Lecture 1 Flashcards
• Sustainability
Meeting the needs of the present without compromising the ability to meet the needs of the future.
• Carrying capacity
The maximum population that the environment can support indefinitely.
• Ecological footprint
The land area required to support a population.
• Capital
A stock which can give rise to the transfer of goods and services.
• Industrial Ecology
The means by which humanity can deliberately and rationally approach and maintain sustainability.
It is a systems approach to the impact of industry on the environment, and a tool to make evidence based decisions to reduce the T term of the IPAT equation.
What are the commons, what aspect of sustainability is embodied by sharing the commons, and what is tragedy of the commons?
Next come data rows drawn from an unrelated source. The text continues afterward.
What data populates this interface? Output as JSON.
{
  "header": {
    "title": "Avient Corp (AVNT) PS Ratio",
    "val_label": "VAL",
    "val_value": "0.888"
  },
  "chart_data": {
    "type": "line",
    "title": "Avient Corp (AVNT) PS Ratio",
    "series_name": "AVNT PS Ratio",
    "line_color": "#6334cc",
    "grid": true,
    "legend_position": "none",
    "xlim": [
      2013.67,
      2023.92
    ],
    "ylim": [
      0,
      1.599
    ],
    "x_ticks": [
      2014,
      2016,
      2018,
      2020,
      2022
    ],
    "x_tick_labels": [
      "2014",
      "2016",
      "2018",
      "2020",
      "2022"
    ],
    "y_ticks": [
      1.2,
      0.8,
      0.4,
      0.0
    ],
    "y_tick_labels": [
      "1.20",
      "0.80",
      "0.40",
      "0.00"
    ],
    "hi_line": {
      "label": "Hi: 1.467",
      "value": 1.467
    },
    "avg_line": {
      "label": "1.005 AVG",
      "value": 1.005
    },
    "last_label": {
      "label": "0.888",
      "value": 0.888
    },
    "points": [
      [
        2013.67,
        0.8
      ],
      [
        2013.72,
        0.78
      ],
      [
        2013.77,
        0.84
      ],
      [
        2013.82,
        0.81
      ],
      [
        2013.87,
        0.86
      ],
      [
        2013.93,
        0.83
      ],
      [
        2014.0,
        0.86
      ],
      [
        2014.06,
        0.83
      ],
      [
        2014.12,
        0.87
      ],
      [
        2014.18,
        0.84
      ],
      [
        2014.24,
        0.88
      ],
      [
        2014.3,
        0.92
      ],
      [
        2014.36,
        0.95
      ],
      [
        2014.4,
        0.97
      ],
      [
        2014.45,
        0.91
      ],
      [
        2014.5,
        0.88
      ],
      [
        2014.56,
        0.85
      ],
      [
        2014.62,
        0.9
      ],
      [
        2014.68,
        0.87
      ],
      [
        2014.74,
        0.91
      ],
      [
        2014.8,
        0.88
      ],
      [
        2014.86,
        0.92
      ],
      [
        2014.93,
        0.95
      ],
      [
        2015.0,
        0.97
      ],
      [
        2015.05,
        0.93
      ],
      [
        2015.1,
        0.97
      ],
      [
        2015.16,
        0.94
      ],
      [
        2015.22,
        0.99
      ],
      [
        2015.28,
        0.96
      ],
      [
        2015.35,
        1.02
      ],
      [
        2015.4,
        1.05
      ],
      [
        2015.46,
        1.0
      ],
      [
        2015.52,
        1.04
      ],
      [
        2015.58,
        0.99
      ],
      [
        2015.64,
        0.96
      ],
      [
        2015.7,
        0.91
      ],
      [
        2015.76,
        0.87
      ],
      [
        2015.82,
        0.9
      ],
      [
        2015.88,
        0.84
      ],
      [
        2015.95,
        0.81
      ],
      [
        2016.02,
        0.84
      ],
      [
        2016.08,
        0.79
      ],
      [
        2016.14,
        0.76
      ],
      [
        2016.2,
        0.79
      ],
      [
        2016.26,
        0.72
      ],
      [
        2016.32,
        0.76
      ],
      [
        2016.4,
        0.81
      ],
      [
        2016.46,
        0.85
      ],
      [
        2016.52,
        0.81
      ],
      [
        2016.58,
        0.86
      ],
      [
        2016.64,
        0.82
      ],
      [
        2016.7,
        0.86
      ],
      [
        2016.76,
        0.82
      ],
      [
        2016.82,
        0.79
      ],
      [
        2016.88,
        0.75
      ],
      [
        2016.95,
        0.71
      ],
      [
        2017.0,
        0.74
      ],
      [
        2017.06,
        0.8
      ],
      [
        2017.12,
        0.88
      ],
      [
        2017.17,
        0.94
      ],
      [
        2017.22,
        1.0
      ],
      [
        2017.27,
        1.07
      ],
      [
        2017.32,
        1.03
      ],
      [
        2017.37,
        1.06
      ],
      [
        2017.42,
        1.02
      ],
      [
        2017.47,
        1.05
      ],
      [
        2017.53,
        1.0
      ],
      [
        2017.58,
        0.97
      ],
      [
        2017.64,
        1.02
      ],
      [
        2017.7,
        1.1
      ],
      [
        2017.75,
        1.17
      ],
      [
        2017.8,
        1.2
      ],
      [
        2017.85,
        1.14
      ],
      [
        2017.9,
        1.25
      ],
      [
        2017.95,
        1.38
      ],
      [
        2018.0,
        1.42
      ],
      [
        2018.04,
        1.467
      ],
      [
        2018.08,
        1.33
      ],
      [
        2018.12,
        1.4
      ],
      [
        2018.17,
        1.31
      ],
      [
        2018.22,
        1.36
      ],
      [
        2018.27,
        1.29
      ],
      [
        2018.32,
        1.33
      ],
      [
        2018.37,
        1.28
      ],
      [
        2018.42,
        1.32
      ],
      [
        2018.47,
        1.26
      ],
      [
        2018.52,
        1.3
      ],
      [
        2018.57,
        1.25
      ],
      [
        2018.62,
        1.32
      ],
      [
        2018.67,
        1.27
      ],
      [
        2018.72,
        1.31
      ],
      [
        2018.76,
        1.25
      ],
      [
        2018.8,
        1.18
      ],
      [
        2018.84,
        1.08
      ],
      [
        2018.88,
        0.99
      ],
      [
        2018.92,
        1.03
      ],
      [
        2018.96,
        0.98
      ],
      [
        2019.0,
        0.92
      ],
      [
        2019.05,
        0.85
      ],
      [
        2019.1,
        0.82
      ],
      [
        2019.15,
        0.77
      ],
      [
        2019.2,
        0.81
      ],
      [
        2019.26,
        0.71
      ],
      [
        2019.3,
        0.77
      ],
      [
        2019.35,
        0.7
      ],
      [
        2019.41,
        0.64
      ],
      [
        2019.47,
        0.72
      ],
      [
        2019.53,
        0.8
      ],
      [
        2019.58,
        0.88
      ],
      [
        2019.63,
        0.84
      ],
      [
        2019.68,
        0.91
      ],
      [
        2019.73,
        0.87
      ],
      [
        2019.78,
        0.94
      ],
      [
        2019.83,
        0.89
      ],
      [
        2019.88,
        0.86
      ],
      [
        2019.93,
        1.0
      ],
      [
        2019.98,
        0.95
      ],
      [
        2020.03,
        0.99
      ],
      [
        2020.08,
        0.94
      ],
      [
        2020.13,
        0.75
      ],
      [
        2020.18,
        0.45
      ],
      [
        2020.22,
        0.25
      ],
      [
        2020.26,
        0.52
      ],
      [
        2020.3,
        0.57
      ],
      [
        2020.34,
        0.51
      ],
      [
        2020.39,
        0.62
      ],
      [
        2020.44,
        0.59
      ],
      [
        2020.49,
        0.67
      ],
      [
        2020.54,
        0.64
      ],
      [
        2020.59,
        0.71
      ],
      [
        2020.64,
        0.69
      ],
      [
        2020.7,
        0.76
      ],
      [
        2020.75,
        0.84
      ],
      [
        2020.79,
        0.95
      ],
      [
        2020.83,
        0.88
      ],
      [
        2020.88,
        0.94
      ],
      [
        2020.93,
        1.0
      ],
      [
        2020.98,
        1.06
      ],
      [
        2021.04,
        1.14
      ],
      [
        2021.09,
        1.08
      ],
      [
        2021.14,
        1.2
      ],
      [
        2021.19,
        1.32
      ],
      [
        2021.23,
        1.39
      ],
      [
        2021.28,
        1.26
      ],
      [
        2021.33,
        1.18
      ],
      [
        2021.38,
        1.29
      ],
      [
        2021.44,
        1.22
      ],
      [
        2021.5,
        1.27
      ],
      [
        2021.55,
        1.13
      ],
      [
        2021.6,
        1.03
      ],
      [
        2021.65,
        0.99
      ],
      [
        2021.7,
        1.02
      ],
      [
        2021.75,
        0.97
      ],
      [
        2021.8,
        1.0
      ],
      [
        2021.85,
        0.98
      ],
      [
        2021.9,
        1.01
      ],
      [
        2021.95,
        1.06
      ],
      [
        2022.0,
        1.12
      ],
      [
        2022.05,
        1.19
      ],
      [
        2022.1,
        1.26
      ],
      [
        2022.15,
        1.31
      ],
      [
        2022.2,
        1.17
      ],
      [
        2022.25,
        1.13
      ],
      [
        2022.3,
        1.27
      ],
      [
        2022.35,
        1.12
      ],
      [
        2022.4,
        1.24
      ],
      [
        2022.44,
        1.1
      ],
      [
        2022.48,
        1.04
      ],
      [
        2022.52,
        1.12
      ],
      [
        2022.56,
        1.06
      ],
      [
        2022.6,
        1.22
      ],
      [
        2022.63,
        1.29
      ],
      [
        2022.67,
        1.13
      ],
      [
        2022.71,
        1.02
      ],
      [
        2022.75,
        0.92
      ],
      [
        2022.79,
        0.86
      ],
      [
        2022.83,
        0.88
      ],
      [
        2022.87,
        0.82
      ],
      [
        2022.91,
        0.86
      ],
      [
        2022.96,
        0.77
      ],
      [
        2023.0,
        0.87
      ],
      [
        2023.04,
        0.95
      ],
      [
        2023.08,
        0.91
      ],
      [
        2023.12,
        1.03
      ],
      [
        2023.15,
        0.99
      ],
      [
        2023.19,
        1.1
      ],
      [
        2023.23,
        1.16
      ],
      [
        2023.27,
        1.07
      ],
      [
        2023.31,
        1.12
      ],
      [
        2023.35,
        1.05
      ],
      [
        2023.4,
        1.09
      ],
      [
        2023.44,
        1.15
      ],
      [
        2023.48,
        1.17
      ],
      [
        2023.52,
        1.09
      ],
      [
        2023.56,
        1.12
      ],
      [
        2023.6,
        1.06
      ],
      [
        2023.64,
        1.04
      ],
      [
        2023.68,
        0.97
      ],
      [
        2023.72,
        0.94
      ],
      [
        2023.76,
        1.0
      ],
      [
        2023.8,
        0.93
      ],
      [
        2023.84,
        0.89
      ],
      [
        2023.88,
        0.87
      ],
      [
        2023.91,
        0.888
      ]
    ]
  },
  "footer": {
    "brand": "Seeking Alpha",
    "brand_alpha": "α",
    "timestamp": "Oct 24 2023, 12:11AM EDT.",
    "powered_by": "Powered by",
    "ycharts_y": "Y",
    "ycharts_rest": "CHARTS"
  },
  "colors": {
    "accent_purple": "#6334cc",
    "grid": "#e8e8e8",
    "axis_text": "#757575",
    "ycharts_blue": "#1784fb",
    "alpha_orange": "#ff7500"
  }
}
Air land and water resources. Equality. When someone exploits the commons for personal gain rather than the best interest of the majority.
What are the types of capital?
Manufactured - material goods.
Human - the capacity to work.
Social - the mobilisation of human capital e.g. organisations.
Natural - Resources, ecosystem services.
Weak Sustainability Vs Strong Sustainability?
Weak - believing that all types of capital can be valued in the same unit (money), and thus exchanged fairly.
Strong - Natural capital cannot be valued with money.
Why is systems thinking important?
To prevent burden shifting from one environmental area of concern to another.
Why are trade offs a central aspect of Industrial ecology?
There are many situations where value based judgments are required e.g. the purpose of an LCA (which AoP’s should it aim to protect).
I=PAT - What does this equation and its terms mean.
Equation is an attempt to quantify the impact of humanity on the environment.
I = impact - any environmental indicator (m^2 if ecological footprint).
P = Population.
A = Affluence (product consumption per person) GDP/capita
T = Technology (Impact per Product i.e. how resource intensive the production of affluence is) m^2/GDP
Positive Industrial Ecology method
Material Flow Analysis (MFA) - It is used to describe the resource flow.
Normative Industrial Ecology method
Life Cycle Analysis (LCA) - It is used to asses trade offs of different scenarios.